A recent investigation has revealed that some of the world’s largest tech companies trained their AI models on a dataset containing transcripts of over 173,000 YouTube videos without permission. This dataset, created by the nonprofit EleutherAI, includes transcripts from more than 48,000 channels and has been used by companies such as Apple, NVIDIA, and Anthropic. The findings highlight a concerning issue in AI development: the technology often relies on data taken from creators without their consent or compensation.
While the dataset does not include any actual videos or images, it contains transcripts from prominent YouTube creators like Marques Brownlee and MrBeast, as well as major news outlets such as The New York Times, BBC, and ABC News. Transcripts from videos by Engadget are also included.
Marques Brownlee commented on X, “Apple has sourced data for their AI from several companies. One of them scraped tons of data/transcripts from YouTube videos, including mine. This is going to be an evolving problem for a long time.”

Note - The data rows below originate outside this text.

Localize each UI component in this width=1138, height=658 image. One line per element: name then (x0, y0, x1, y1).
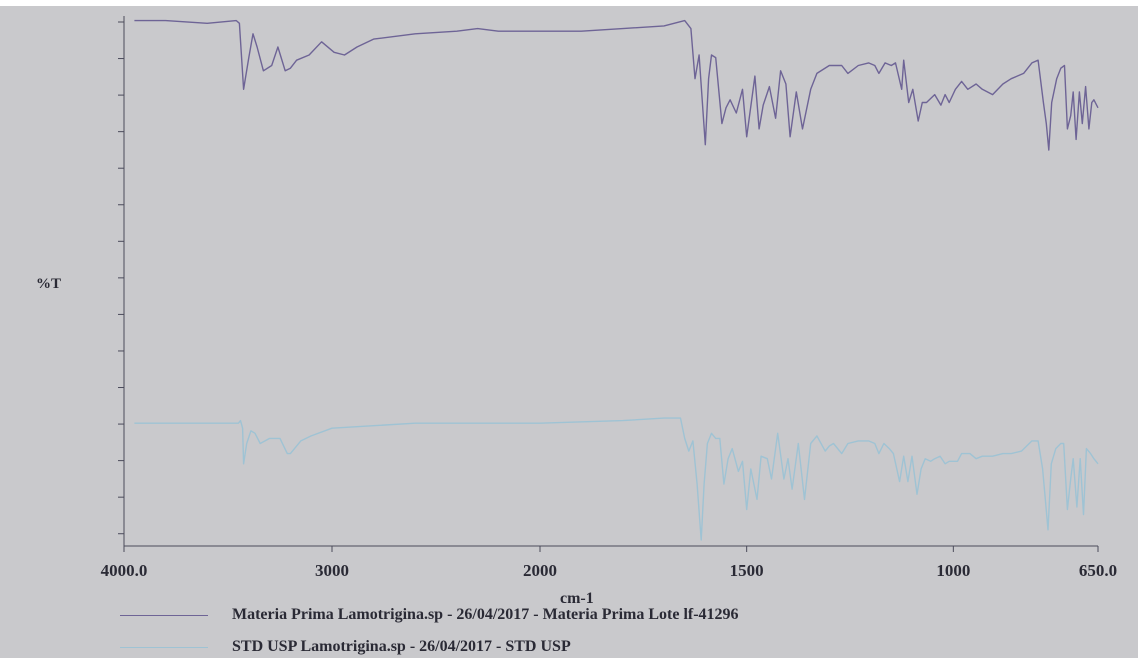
x-axis-label: cm-1 (560, 590, 594, 607)
x-tick-label: 4000.0 (101, 561, 148, 580)
legend-swatch-2 (120, 646, 208, 648)
series-line-2 (134, 417, 1099, 541)
legend-label-1: Materia Prima Lamotrigina.sp - 26/04/201… (232, 606, 739, 623)
legend-swatch-1 (120, 614, 208, 616)
x-tick-label: 1500 (730, 561, 764, 580)
x-tick-label: 3000 (315, 561, 349, 580)
x-tick-label: 650.0 (1079, 561, 1117, 580)
legend-label-2: STD USP Lamotrigina.sp - 26/04/2017 - ST… (232, 638, 571, 655)
y-axis-label: %T (36, 276, 62, 292)
top-header-strip (0, 0, 1138, 6)
series-line-1 (134, 19, 1099, 151)
legend-item-2: STD USP Lamotrigina.sp - 26/04/2017 - ST… (120, 636, 571, 658)
x-tick-label: 1000 (936, 561, 970, 580)
x-tick-label: 2000 (523, 561, 557, 580)
legend-item-1: Materia Prima Lamotrigina.sp - 26/04/201… (120, 604, 739, 626)
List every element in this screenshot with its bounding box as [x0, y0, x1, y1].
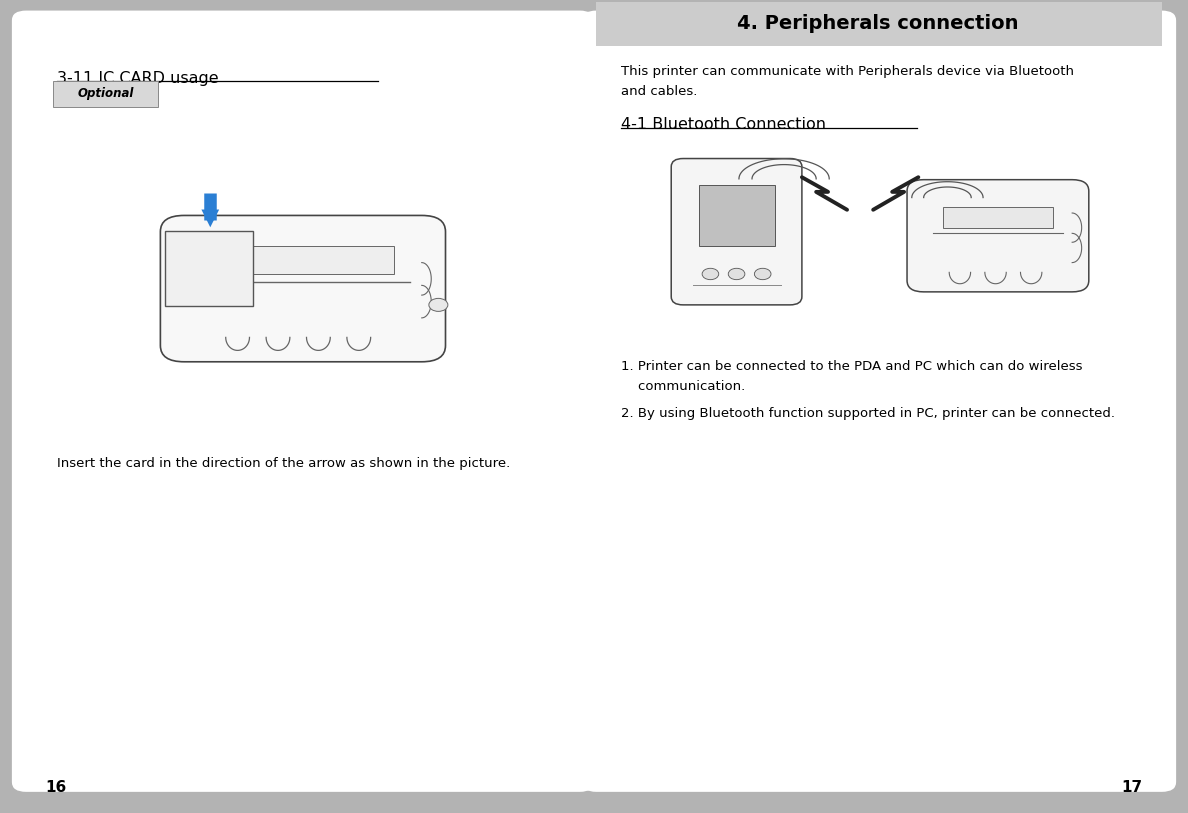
- Text: and cables.: and cables.: [621, 85, 697, 98]
- Text: 16: 16: [45, 780, 67, 795]
- Text: This printer can communicate with Peripherals device via Bluetooth: This printer can communicate with Periph…: [621, 65, 1074, 78]
- Circle shape: [754, 268, 771, 280]
- FancyBboxPatch shape: [943, 207, 1053, 228]
- Circle shape: [429, 298, 448, 311]
- Text: Insert the card in the direction of the arrow as shown in the picture.: Insert the card in the direction of the …: [57, 457, 511, 470]
- Bar: [596, 2, 1162, 46]
- FancyBboxPatch shape: [699, 185, 775, 246]
- Circle shape: [728, 268, 745, 280]
- FancyBboxPatch shape: [582, 11, 1176, 792]
- Text: 2. By using Bluetooth function supported in PC, printer can be connected.: 2. By using Bluetooth function supported…: [621, 406, 1116, 420]
- Text: 3-11 IC CARD usage: 3-11 IC CARD usage: [57, 71, 219, 85]
- Text: 17: 17: [1121, 780, 1143, 795]
- Text: 4. Peripherals connection: 4. Peripherals connection: [737, 14, 1018, 33]
- Text: communication.: communication.: [621, 380, 746, 393]
- FancyBboxPatch shape: [53, 81, 158, 107]
- FancyBboxPatch shape: [211, 246, 394, 274]
- FancyBboxPatch shape: [12, 11, 594, 792]
- Text: 4-1 Bluetooth Connection: 4-1 Bluetooth Connection: [621, 117, 827, 132]
- Circle shape: [702, 268, 719, 280]
- FancyBboxPatch shape: [671, 159, 802, 305]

A Google spokesperson reiterated YouTube CEO Neal Mohan’s stance that using YouTube data to train AI models violates the platform’s terms of service. Apple, NVIDIA, Anthropic, and EleutherAI did not respond to requests for comment from Engadget.
AI companies have been criticized for their lack of transparency regarding the data used to train their models. Earlier this month, artists and photographers criticized Apple for not disclosing the sources of training data for Apple Intelligence, its new generative AI feature.
YouTube, the world’s largest video repository, is particularly valuable for AI training due to its vast collection of transcripts, audio, video, and images. Earlier this year, OpenAI’s CTO, Mira Murati, avoided specifying whether YouTube videos were used to train Sora, the company’s upcoming AI video generation tool, stating only that the data was publicly available or licensed. Alphabet CEO Sundar Pichai has also affirmed that using YouTube data for AI training violates the platform’s terms of service.